Not every state can enjoy the freedom that Colorado residents get to experience. Authorities say Colorado cannabis has worked its way into every corner of conservative Kansas, according to the state's Attorney General Derek Schmidt. Law enforcement has had enough. Local authorities claim that they can roughly identify Colorado's cannabis simply by its quality.

Schmidt surveyed over 320 responding law enforcement agencies in the area and 70 prosecutors' offices. According to the report, over the last two years, Kansas has seen at least 57 cases of drug busts involving Colorado edibles. The Kansas Highway Patrol reported 102 seizures and 1,259 pounds of marijuana involving Colorado cannabis within the first six months of 2016. Five of those seizures involved large amounts of marijuana worth over $10,000. Law enforcement officers can only assume the real number will continue to get higher.

Despite the 'alarming' data in the new report, local law enforcement says that Colorado weed is effectively replacing the marijuana that once flowed in illegally from Mexican cartels. Lietenant Bill Cox is a member of the Salina Police Department Drug Task Force. “From last year in 2015 we seized approximately 28.5 pounds of marijuana throughout the year and only about 300 of those grams were of the marijuana we used to see come up from Mexico,” Cox told KSNT.

Colorado's plan to keep recreational marijuana from crossing over border lines into Kansas appears to be a failure.

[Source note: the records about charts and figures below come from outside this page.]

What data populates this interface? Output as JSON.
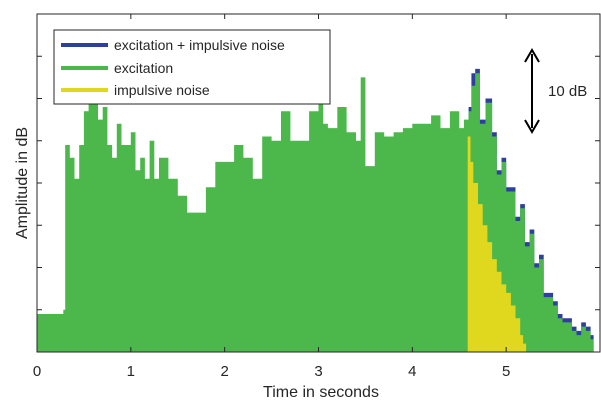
{
  "chart_data": {
    "type": "area",
    "title": "",
    "xlabel": "Time in seconds",
    "ylabel": "Amplitude in dB",
    "xlim": [
      0,
      6
    ],
    "xticks": [
      "0",
      "1",
      "2",
      "3",
      "4",
      "5"
    ],
    "grid": false,
    "legend_position": "top-left",
    "series": [
      {
        "name": "excitation + impulsive noise",
        "color": "#2e3f9e",
        "x": [
          4.6,
          4.63,
          4.67,
          4.72,
          4.78,
          4.85,
          4.9,
          4.95,
          5.0,
          5.05,
          5.1,
          5.15,
          5.2,
          5.25,
          5.3,
          5.35,
          5.4,
          5.45,
          5.5,
          5.55,
          5.6,
          5.65,
          5.7,
          5.75,
          5.8,
          5.85,
          5.9
        ],
        "values": [
          5.8,
          6.6,
          6.7,
          5.5,
          6.0,
          5.2,
          4.3,
          4.6,
          3.9,
          3.9,
          3.2,
          3.5,
          2.6,
          2.9,
          2.1,
          2.3,
          1.4,
          1.4,
          1.2,
          0.9,
          0.8,
          0.8,
          0.6,
          0.5,
          0.7,
          0.6,
          0.4
        ]
      },
      {
        "name": "excitation",
        "color": "#4cb84c",
        "x": [
          0.0,
          0.28,
          0.3,
          0.35,
          0.4,
          0.45,
          0.5,
          0.55,
          0.6,
          0.65,
          0.7,
          0.75,
          0.8,
          0.85,
          0.9,
          0.95,
          1.0,
          1.05,
          1.1,
          1.15,
          1.2,
          1.25,
          1.3,
          1.4,
          1.5,
          1.6,
          1.7,
          1.8,
          1.9,
          2.0,
          2.1,
          2.2,
          2.3,
          2.4,
          2.5,
          2.6,
          2.7,
          2.8,
          2.9,
          3.0,
          3.05,
          3.1,
          3.2,
          3.3,
          3.4,
          3.45,
          3.5,
          3.6,
          3.7,
          3.8,
          3.9,
          4.0,
          4.1,
          4.2,
          4.3,
          4.4,
          4.5,
          4.55,
          4.6,
          4.63,
          4.67,
          4.72,
          4.78,
          4.85,
          4.9,
          4.95,
          5.0,
          5.05,
          5.1,
          5.15,
          5.2,
          5.25,
          5.3,
          5.35,
          5.4,
          5.45,
          5.5,
          5.55,
          5.6,
          5.65,
          5.7,
          5.75,
          5.8,
          5.85,
          5.9
        ],
        "values": [
          0.9,
          1.0,
          4.9,
          4.6,
          4.1,
          4.9,
          5.7,
          6.1,
          6.2,
          5.5,
          5.8,
          4.9,
          4.6,
          5.4,
          4.9,
          4.9,
          5.2,
          4.3,
          4.6,
          4.1,
          5.0,
          4.1,
          4.6,
          4.1,
          3.7,
          3.3,
          3.3,
          3.9,
          4.5,
          4.5,
          4.9,
          4.6,
          4.1,
          5.1,
          5.0,
          5.7,
          5.0,
          5.0,
          5.7,
          5.9,
          5.4,
          5.3,
          5.8,
          5.2,
          5.0,
          6.5,
          4.4,
          5.2,
          5.1,
          5.2,
          5.3,
          5.4,
          5.4,
          5.6,
          5.3,
          5.7,
          5.3,
          5.5,
          5.7,
          6.3,
          6.6,
          5.4,
          5.9,
          5.1,
          4.2,
          4.5,
          3.8,
          3.8,
          3.1,
          3.4,
          2.5,
          2.8,
          2.0,
          2.2,
          1.3,
          1.3,
          1.1,
          0.8,
          0.7,
          0.7,
          0.5,
          0.4,
          0.6,
          0.5,
          0.3
        ]
      },
      {
        "name": "impulsive noise",
        "color": "#e0d81f",
        "x": [
          4.59,
          4.62,
          4.65,
          4.7,
          4.75,
          4.8,
          4.85,
          4.9,
          4.95,
          5.0,
          5.05,
          5.1,
          5.15,
          5.18
        ],
        "values": [
          5.1,
          4.5,
          4.0,
          3.5,
          3.0,
          2.6,
          2.2,
          1.9,
          1.6,
          1.4,
          1.1,
          0.8,
          0.4,
          0.2
        ]
      }
    ],
    "annotation": {
      "label": "10 dB",
      "type": "double-arrow",
      "span_units": 2.1
    },
    "colors": {
      "axes": "#262626",
      "background": "#ffffff"
    }
  }
}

“Prior to the influx of Colorado marijuana, virtually all of the marijuana seized in our jurisdiction was compressed marijuana referred to by locals as “reggie” with Mexican origins, The Garden City Police wrote in the report. “This type of marijuana is rarely seen any longer in our jurisdiction and virtually all the marijuana seen here are from Colorado either legally from dispensaries or underground black market sources.”